In situ vaccination caused by diverse irradiation-driven cell death programs

Abstract

Interest surrounding the effect of irradiation on immune activation has exponentially grown within the last decade. This includes work regarding mechanisms of the abscopal effect and the success achieved by combination of radiotherapy and immunotherapy. It is hypothesized that irradiation triggers the immune system to eliminate tumors by inducing tumor cells immunogenic cell death (ICD) in tumor cells. Activation of the ICD pathways can be exploited as an in situ vaccine. In this review, we provide fundamental knowledge of various forms of ICD caused by irradiation, describe the relationship between various cell death pathways and the immune activation effect driven by irradiation, and focus on the therapeutic value of exploiting these cell death programs in the context of irradiation. Furthermore, we summarize the immunomodulatory effect of different cell death programs on combinative radiotherapy and immunotherapy. In brief, differences in cell death programs significantly impact the irradiation-induced immune activation effect. Evaluating the transition between them will provide clues to develop new strategies for radiotherapy and its combination with immunotherapy.
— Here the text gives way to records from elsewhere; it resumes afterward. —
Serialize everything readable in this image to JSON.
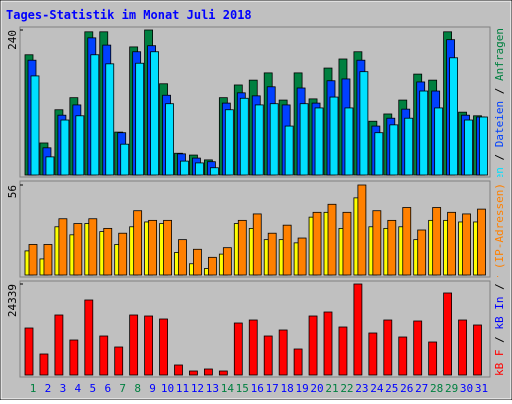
{
  "chart_data": [
    {
      "type": "bar",
      "title": "Tages-Statistik im Monat Juli 2018",
      "legend_separator": "/",
      "ylim": [
        0,
        240
      ],
      "yticks": [
        240
      ],
      "series": [
        {
          "name": "Anfragen",
          "color": "#008040",
          "values": [
            199,
            53,
            108,
            128,
            237,
            237,
            71,
            212,
            240,
            151,
            36,
            33,
            25,
            128,
            149,
            157,
            169,
            124,
            169,
            126,
            177,
            192,
            204,
            89,
            101,
            124,
            167,
            157,
            237,
            104,
            98
          ]
        },
        {
          "name": "Dateien",
          "color": "#0040ff",
          "values": [
            190,
            45,
            99,
            116,
            227,
            215,
            70,
            204,
            214,
            132,
            35,
            28,
            22,
            119,
            136,
            131,
            146,
            116,
            144,
            119,
            156,
            159,
            190,
            81,
            94,
            109,
            154,
            139,
            224,
            99,
            96
          ]
        },
        {
          "name": "Seiten",
          "color": "#00e0ff",
          "values": [
            164,
            30,
            91,
            98,
            199,
            184,
            51,
            185,
            204,
            118,
            23,
            20,
            12,
            108,
            127,
            116,
            118,
            81,
            118,
            111,
            129,
            111,
            171,
            70,
            83,
            94,
            139,
            111,
            194,
            91,
            96
          ]
        }
      ]
    },
    {
      "type": "bar",
      "ylim": [
        0,
        56
      ],
      "yticks": [
        56
      ],
      "series": [
        {
          "name": "Besuche",
          "color": "#ffff00",
          "values": [
            15,
            10,
            30,
            25,
            32,
            27,
            19,
            30,
            33,
            32,
            14,
            7,
            4,
            13,
            32,
            29,
            22,
            22,
            20,
            36,
            39,
            29,
            48,
            30,
            29,
            30,
            22,
            34,
            34,
            33,
            33
          ]
        },
        {
          "name": "Rechner (IP-Adressen)",
          "color": "#ff8000",
          "values": [
            19,
            19,
            35,
            32,
            35,
            29,
            26,
            40,
            34,
            34,
            22,
            16,
            11,
            17,
            34,
            38,
            26,
            31,
            23,
            39,
            44,
            39,
            56,
            40,
            34,
            42,
            28,
            42,
            39,
            38,
            41
          ]
        }
      ]
    },
    {
      "type": "bar",
      "ylim": [
        0,
        24339
      ],
      "yticks": [
        24339
      ],
      "categories": [
        "1",
        "2",
        "3",
        "4",
        "5",
        "6",
        "7",
        "8",
        "9",
        "10",
        "11",
        "12",
        "13",
        "14",
        "15",
        "16",
        "17",
        "18",
        "19",
        "20",
        "21",
        "22",
        "23",
        "24",
        "25",
        "26",
        "27",
        "28",
        "29",
        "30",
        "31"
      ],
      "category_colors": [
        "#008040",
        "#0000ff",
        "#0000ff",
        "#0000ff",
        "#0000ff",
        "#0000ff",
        "#008040",
        "#008040",
        "#0000ff",
        "#0000ff",
        "#0000ff",
        "#0000ff",
        "#0000ff",
        "#008040",
        "#008040",
        "#0000ff",
        "#0000ff",
        "#0000ff",
        "#0000ff",
        "#0000ff",
        "#008040",
        "#008040",
        "#0000ff",
        "#0000ff",
        "#0000ff",
        "#0000ff",
        "#0000ff",
        "#008040",
        "#008040",
        "#0000ff",
        "#0000ff"
      ],
      "series": [
        {
          "name": "kB F",
          "color": "#ff0000",
          "values": [
            12570,
            5617,
            16048,
            9361,
            20060,
            10431,
            7489,
            16048,
            15780,
            14978,
            2675,
            1070,
            1605,
            1070,
            13908,
            14710,
            10431,
            12036,
            6954,
            15780,
            16850,
            12838,
            24339,
            11233,
            14710,
            10163,
            14443,
            8826,
            21932,
            14710,
            13373
          ]
        }
      ],
      "legend_extra": [
        {
          "name": "kB In",
          "color": "#0000ff"
        },
        {
          "name": "kB Out",
          "color": "#008040"
        }
      ]
    }
  ]
}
Keywords: Cell death programs; immunotherapy; in situ vaccine; irradiation.

Figure 1

The “in situ vaccine” impact triggered by radiotherapy on tumor microenvironment. APC, Antigen-presenting cells; EVs, Extracellular vesicles; MPs, Microparticles; ATP, Adenosine triphosphate; HMGB1, High mobility group box 1; CRT, Calreticulin.

Figure 2

The mechanisms underlying radiotherapy-induced necroptosis. FASL, Fas ligand; TRAIL, Tumor necrosis factor related apoptosis-induced ligand; TRAILR, Tumor necrosis factor related apoptosis-induced ligand receptor; ZBP1, Z-DNA binding protein 1; RIPK3, RIP kinases 3; MLKL, mixed-lineage kinase domain-like protein.

Figure 3

Radiotherapy-induced pyroptosis in tumor cells, immune cells and endothelial cells. OTUD4, OTU deubiquitinase 4; AIM2, Absent in melanoma 2; NLRP3, NOD-like receptor thermal protein domain associated protein 3; RILI, Radiation-induced lung injury; RIII, Radiation-induced intestine injury.

Figure 4

The mechanisms underlying radiotherapy-induced ferroptosis. PUFA, Polyunsaturated fatty acid; ACSL4, Long-chain fatty acid-CoA ligase4; LPCAT3, Lysophosphatidylcholine Acyltransferase 3; GPX4, Glutathione peroxidase 4; ALOXs, Arachidonic acid lipoxygenases; POR, Cytochrome P450 Oxidoreductase.

Figure 5

The network interactions between different cell death pathways driven by radiotherapy. FADD, Fas Associated Via Death Domain; cFLIP, Cellular FLICE-inhibitory protein; tBID, truncated BID; ASC, Apoptosis-Associated Speck-Like Protein Containing A CARD.

Figure 6

Strategies and potential targets of redirecting apoptosis toward ICD-mediated forms. NLRP3, NOD-like receptor family members 3; TAK1, TGF-β activated kinase 1; RIPK1, Receptor-interacting protein kinases 1; RIPK3, Receptor-interacting protein kinases 3; ZBP1, Z-DNA binding protein 1; MLKL, Mixed-lineage kinase domain-like.